Embedded ML Platform Vendor Edge Impulse Secures $34M in New Funding
Edge Impulse, which offers a SaaS-based machine learning platform for creating projects for edge devices, has received $34 million in new Series B funding to grow its operations, marketing and staff.
The two-year-old startup announced the additional funding, which was led by Coatue, on Dec. 9 (Thursday). Also joining the latest funding round are existing investors Canaan Partners, Acrew Capital, Fika Ventures, Momenta Ventures and Knollwood Investment Advisory.
The Edge Impulse SaaS platform is built to provide a low-code platform for enterprise software developers, engineers and domain experts to use ML for embedded applications, without requiring deep knowledge of ML. The platform is also designed to speed up development time from years to weeks, according to the company. Edge Impulse is aimed at industrial and professional ML projects including predictive maintenance, asset tracking and monitoring and human and animal sensing.
“Edge Impulse gives embedded engineers the possibility to ingest sensor data, and to draw conclusions from that,” Jan Jongboom, the co-founder and chief technology officer of the company, told EnterpriseAI. That includes sensors on machines that monitor for sounds, vibrations, abnormal system temperatures and other factors, he said.
“It could be a microphone that is listening, for example, for noises in industrial steam pipes,” he said. “Sometimes we see pipes where one of the valves is not properly open, so you can listen for that.”
Other uses also include wearables for health monitoring, sensors for monitoring animal poachers in Africa and activity detection applications for mobile devices, said Jongboom.
The Edge Impulse SaaS platform include all the steps needed to build these types of models, such as data collection, data processing, signal processing and deploying the data to the sensor, he said.
The platform is available for free use to individual developers, who have created more than 50,000 ML projects using the platform so far, or through a paid service for enterprise customers, he said.

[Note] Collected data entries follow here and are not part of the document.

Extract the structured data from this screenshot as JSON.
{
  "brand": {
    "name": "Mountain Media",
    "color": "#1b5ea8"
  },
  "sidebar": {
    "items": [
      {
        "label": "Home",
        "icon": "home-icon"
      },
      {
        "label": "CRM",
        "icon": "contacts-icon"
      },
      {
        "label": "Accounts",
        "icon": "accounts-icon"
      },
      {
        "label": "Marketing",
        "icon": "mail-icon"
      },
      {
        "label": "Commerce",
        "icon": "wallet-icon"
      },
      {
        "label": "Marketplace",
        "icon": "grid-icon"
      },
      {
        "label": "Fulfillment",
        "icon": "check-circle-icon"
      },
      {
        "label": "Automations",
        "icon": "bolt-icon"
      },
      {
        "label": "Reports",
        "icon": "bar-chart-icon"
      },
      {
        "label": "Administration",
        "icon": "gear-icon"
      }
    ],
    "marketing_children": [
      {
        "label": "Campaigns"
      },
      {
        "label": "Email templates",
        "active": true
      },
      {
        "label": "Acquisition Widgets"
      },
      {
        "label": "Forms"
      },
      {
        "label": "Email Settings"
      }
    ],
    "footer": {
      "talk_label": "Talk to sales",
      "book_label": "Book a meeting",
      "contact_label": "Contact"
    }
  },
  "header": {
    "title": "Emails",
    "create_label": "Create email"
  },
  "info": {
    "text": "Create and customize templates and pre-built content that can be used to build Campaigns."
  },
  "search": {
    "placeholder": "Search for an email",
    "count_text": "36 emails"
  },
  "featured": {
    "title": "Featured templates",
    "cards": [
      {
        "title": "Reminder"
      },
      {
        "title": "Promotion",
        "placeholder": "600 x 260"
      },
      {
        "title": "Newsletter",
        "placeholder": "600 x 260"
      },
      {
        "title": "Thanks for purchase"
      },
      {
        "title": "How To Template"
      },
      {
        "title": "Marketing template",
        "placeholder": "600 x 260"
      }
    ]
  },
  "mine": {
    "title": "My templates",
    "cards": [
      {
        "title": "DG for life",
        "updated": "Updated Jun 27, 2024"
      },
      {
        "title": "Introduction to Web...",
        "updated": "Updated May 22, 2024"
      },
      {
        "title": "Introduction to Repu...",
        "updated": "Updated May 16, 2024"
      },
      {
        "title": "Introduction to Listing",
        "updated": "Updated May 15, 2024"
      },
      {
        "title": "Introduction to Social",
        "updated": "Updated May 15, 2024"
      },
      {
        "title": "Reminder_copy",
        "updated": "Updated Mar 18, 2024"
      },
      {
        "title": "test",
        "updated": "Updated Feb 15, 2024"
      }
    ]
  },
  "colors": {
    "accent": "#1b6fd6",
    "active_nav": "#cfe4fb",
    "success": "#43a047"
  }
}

For customers, Edge Impulse can help them see what data they have and find ways to use it that never imagined in the past, said Jongboom. Many companies are sitting on sensor data, but if they do not know what it is, then it is hard to draw conclusions from it, he added.

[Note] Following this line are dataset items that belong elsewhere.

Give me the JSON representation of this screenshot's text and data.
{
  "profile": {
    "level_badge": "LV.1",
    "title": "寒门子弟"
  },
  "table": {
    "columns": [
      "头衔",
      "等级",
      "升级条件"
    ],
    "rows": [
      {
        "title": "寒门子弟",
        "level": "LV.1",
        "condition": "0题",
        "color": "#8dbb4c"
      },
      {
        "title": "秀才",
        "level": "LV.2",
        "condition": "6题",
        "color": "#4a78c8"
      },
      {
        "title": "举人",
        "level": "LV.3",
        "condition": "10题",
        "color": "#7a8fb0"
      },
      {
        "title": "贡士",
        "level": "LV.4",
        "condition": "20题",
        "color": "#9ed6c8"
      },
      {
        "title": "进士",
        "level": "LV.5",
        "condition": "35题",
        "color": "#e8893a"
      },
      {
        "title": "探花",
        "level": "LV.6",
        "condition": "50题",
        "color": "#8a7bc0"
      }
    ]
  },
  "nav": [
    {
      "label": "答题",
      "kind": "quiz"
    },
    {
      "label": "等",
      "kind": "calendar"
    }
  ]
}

“With our enterprise customers, we have a solution engineering team that goes in with the customer, learns as much as they can about the type of data they have and the problems that they are facing, then we will help them make that data insightful and integrated,” said Jongboom.

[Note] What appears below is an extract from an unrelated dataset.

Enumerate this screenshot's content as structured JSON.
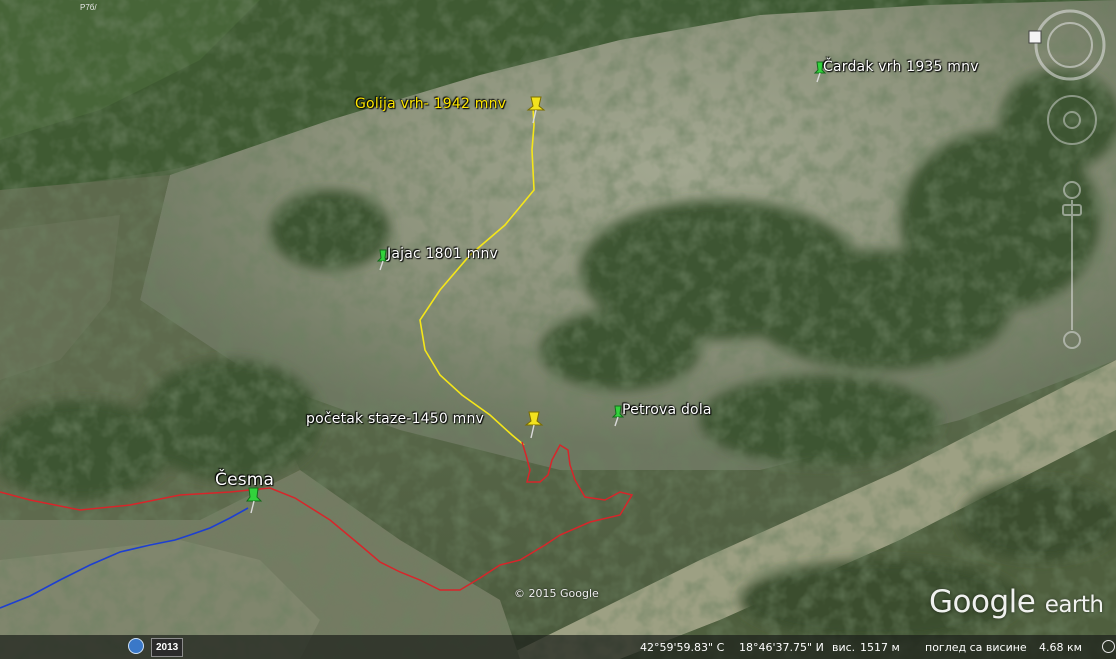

Customers can go through the entire process using a low-code approach or they can hand it over to their data scientists who can dive deeper into the platform’s code and perform more tasks, he said.
Many enterprises have been experimenting with such projects, he said, but have been looking for commercially available products like this to make it easier for them to do on their own.
“We launched early on, and we are developing the market in unison with the growth of the company,” said Jongboom.
The $34 million in new funding will be used to double Edge Impulse’s staff from 40 people to 80 employees through 2022, particularly in software engineering, he said. “First and foremost, we want to continue the kind of the trajectory where we grow both the community and our enterprise customers at the same time, and this will just accelerate that.”
One of the most interesting things the company is working on today are modeling tools that will better help users make decisions from their data when running models, he said.
The tools take raw data from the sensor and can show when a monitored event is detected so it can be reviewed by a user who can then learn how the model will perform in real life, said Jongboom. “I think this is going to be really interesting and I think this is a trend that we are going to see outside of just sensor data, but also with normal ML models.”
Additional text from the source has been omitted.